It turns out security industry experts were right: the Okta breach on its customer support system first disclosed in October was much more severe than originally portrayed by the major identity provider, sparking some criticism from the industry.
In an advisory posted Nov. 29 by David Bradbury, Okta’s chief security officer, the company admitted that rather than the 1% of users it said were impacted when the incident was first reported a month ago, “Okta determined that the threat actor ran and downloaded a report that contained the names and email addresses of all Okta customer support system users.”
While the identity and access management company did not report how many customers were affected, the Okta's website says more than 18,000 customers use its platform, so it’s still unclear how many support users were actually impacted.
Bradbury said the majority of the fields in the report are blank and the report does not include user credentials or sensitive personal data. For 99.6% of users in the report, Bradbury said the only contact information recorded are full names and email addresses.
“While we do not have direct knowledge or evidence that this information is being actively exploited, there’s a possibility that the threat actor may use this information to target Okta customers via phishing or social engineering attacks,” wrote Bradbury.
Okta's breach disclosure sparks criticism
Some security analysts agreed that it may have been premature for Okta to say only 1% were impacted, but Ken Westin, Field CISO at Panther Labs, said it’s “irresponsible” of Okta to continue to downplay the compromise by making statement like there’s no “direct evidence" the threat actors are using the compromised data to target these customers.
“If they didn’t know the scope of the compromise or who the unknown actors are, they are not in a position to understand the attackers’ intent or the full risk the breached data poses to their customers, this kind of rhetoric can further erode trust in an already difficult situation,” said Westin. “At this point it’s best for Okta to stick to facts and be transparent about the breach so customers can make appropriate decisions about how best to manage the risk. In a world of ‘zero-trust,’ if your identity provider is compromised it can mean zero security.”
Callie Guenther, senior manager of cyber threat research at Critical Start, pointed out that the breach is not Okta's first security challenge.
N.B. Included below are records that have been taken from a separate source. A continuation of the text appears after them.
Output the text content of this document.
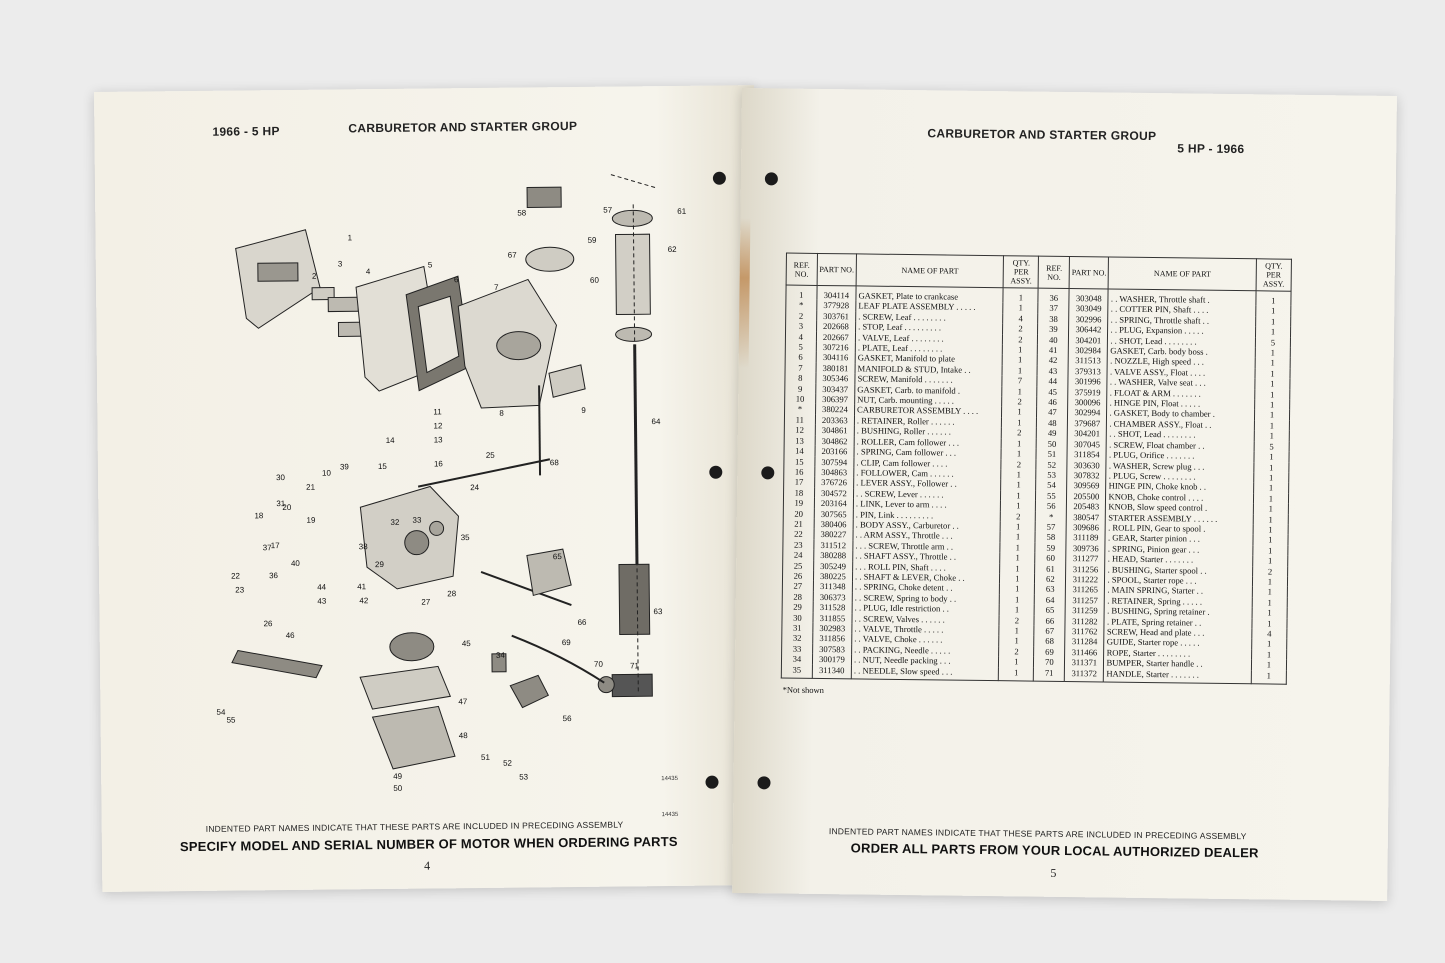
1966 - 5 HP	CARBURETOR AND STARTER GROUP
1
2
3
4
5
6
7
8	9
10
11
12
13
14
15	16
17
18	19
20
21
22
23
24
25
26
27
28
29
30
31
32 33
34
35
36
37	38
39
40
41
42
43
44
45
46
47
48
49
50
51
52
53
54
55	56
57
58
59
60
61
62
63
64
65
66
67
68
69
70	71
14435
14435
INDENTED PART NAMES INDICATE THAT THESE PARTS ARE INCLUDED IN PRECEDING ASSEMBLY
SPECIFY MODEL AND SERIAL NUMBER OF MOTOR WHEN ORDERING PARTS
4
CARBURETOR AND STARTER GROUP
5 HP - 1966
REF. NO.	PART NO.	NAME OF PART	QTY. PER ASSY.	REF. NO.	PART NO.	NAME OF PART	QTY. PER ASSY.
1	304114	GASKET, Plate to crankcase	1	36	303048	. . WASHER, Throttle shaft .	1
*	377928	LEAF PLATE ASSEMBLY . . . . .	1	37	303049	. . COTTER PIN, Shaft . . . .	1
2	303761	. SCREW, Leaf . . . . . . . .	4	38	302996	. . SPRING, Throttle shaft . .	1
3	202668	. STOP, Leaf . . . . . . . . .	2	39	306442	. . PLUG, Expansion . . . . .	1
4	202667	. VALVE, Leaf . . . . . . . .	2	40	304201	. . SHOT, Lead . . . . . . . .	5
5	307216	. PLATE, Leaf . . . . . . . .	1	41	302984	GASKET, Carb. body boss .	1
6	304116	GASKET, Manifold to plate	1	42	311513	. NOZZLE, High speed . . .	1
7	380181	MANIFOLD & STUD, Intake . .	1	43	379313	. VALVE ASSY., Float . . . .	1
8	305346	SCREW, Manifold . . . . . . .	7	44	301996	. . WASHER, Valve seat . . .	1
9	303437	GASKET, Carb. to manifold .	1	45	375919	. FLOAT & ARM . . . . . . .	1
10	306397	NUT, Carb. mounting . . . . .	2	46	300096	. HINGE PIN, Float . . . . .	1
*	380224	CARBURETOR ASSEMBLY . . . .	1	47	302994	. GASKET, Body to chamber .	1
11	203363	. RETAINER, Roller . . . . . .	1	48	379687	. CHAMBER ASSY., Float . .	1
12	304861	. BUSHING, Roller . . . . . .	2	49	304201	. . SHOT, Lead . . . . . . . .	1
13	304862	. ROLLER, Cam follower . . .	1	50	307045	. SCREW, Float chamber . .	5
14	203166	. SPRING, Cam follower . . .	1	51	311854	. PLUG, Orifice . . . . . . .	1
15	307594	. CLIP, Cam follower . . . .	2	52	303630	. WASHER, Screw plug . . .	1
16	304863	. FOLLOWER, Cam . . . . . .	1	53	307832	. PLUG, Screw . . . . . . . .	1
17	376726	. LEVER ASSY., Follower . .	1	54	309569	HINGE PIN, Choke knob . .	1
18	304572	. . SCREW, Lever . . . . . .	1	55	205500	KNOB, Choke control . . . .	1
19	203164	. LINK, Lever to arm . . . .	1	56	205483	KNOB, Slow speed control .	1
20	307565	. PIN, Link . . . . . . . . .	2	*	380547	STARTER ASSEMBLY . . . . . .	1
21	380406	. BODY ASSY., Carburetor . .	1	57	309686	. ROLL PIN, Gear to spool .	1
22	380227	. . ARM ASSY., Throttle . . .	1	58	311189	. GEAR, Starter pinion . . .	1
23	311512	. . . SCREW, Throttle arm . .	1	59	309736	. SPRING, Pinion gear . . .	1
24	380288	. . SHAFT ASSY., Throttle . .	1	60	311277	. HEAD, Starter . . . . . . .	1
25	305249	. . . ROLL PIN, Shaft . . . .	1	61	311256	. BUSHING, Starter spool . .	2
26	380225	. . SHAFT & LEVER, Choke . .	1	62	311222	. SPOOL, Starter rope . . .	1
27	311348	. . SPRING, Choke detent . .	1	63	311265	. MAIN SPRING, Starter . .	1
28	306373	. . SCREW, Spring to body . .	1	64	311257	. RETAINER, Spring . . . . .	1
29	311528	. . PLUG, Idle restriction . .	1	65	311259	. BUSHING, Spring retainer .	1
30	311855	. . SCREW, Valves . . . . . .	2	66	311282	. PLATE, Spring retainer . .	1
31	302983	. . VALVE, Throttle . . . . .	1	67	311762	SCREW, Head and plate . . .	4
32	311856	. . VALVE, Choke . . . . . .	1	68	311284	GUIDE, Starter rope . . . . .	1
33	307583	. . PACKING, Needle . . . . .	2	69	311466	ROPE, Starter . . . . . . . .	1
34	300179	. . NUT, Needle packing . . .	1	70	311371	BUMPER, Starter handle . .	1
35	311340	. . NEEDLE, Slow speed . . .	1	71	311372	HANDLE, Starter . . . . . . .	1
*Not shown
INDENTED PART NAMES INDICATE THAT THESE PARTS ARE INCLUDED IN PRECEDING ASSEMBLY
ORDER ALL PARTS FROM YOUR LOCAL AUTHORIZED DEALER
5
Guenther said previously, Okta faced incidents including hackers accessing source code and the laptop of an Okta support engineer, affecting a significant number of customers, however Okta is not unique.
“Even the most robust security systems can be vulnerable, and constant vigilance and proactive security measures are essential,” said Guenther. “The theft of names and email addresses of Okta customer support system users poses a heightened risk for phishing and social engineering attacks. Okta acknowledges the risk of the stolen information actively being used in phishing or social engineering attacks, and since the data includes many Okta administrators, the potential impact is significant.”
John Gallagher, vice president of Viakoo Labs, downplayed the significance of today’s news, saying that the threat actor could get a similar customer list through ZoomInfo and other commercial services. Likewise, the 6% of Okta’s customers that reportedly have not set up MFA is not alarming, though Gallagher said it does offer some insight as to how lax security is at some Okta customer sites.
“The steps needed to protect Okta users are best practices, such as setting session timeouts or requiring reauthentication for sessions from a new IP address,” said Gallagher. “Okta could use the data it’s gathered by helping specific and targeted users to improve their security posture for all their systems, not just Okta.”
Okta advises users deploy MFA
Okta’s Bradbury added that because many of the users of the customer support system are Okta administrators, it’s critical that these users have multi-factor authentication (MFA) enrolled to protect not only the customer support system, but also to secure access to their Okta admin consoles. Bradbury added that while 94% of Okta customers do already require MFA for their administrators, the company recommends that all Okta customers employ MFA and consider the use of phishing-resistant authenticators to further enhance security.
In terms of what caused the discrepancy from the original reports in October, Okta said after additional analysis, it stems from the threat actor running an unfiltered view of the report. Bradbury said Okta’s November review identified that if the filters were removed from the templated report, the downloaded file was considerably larger.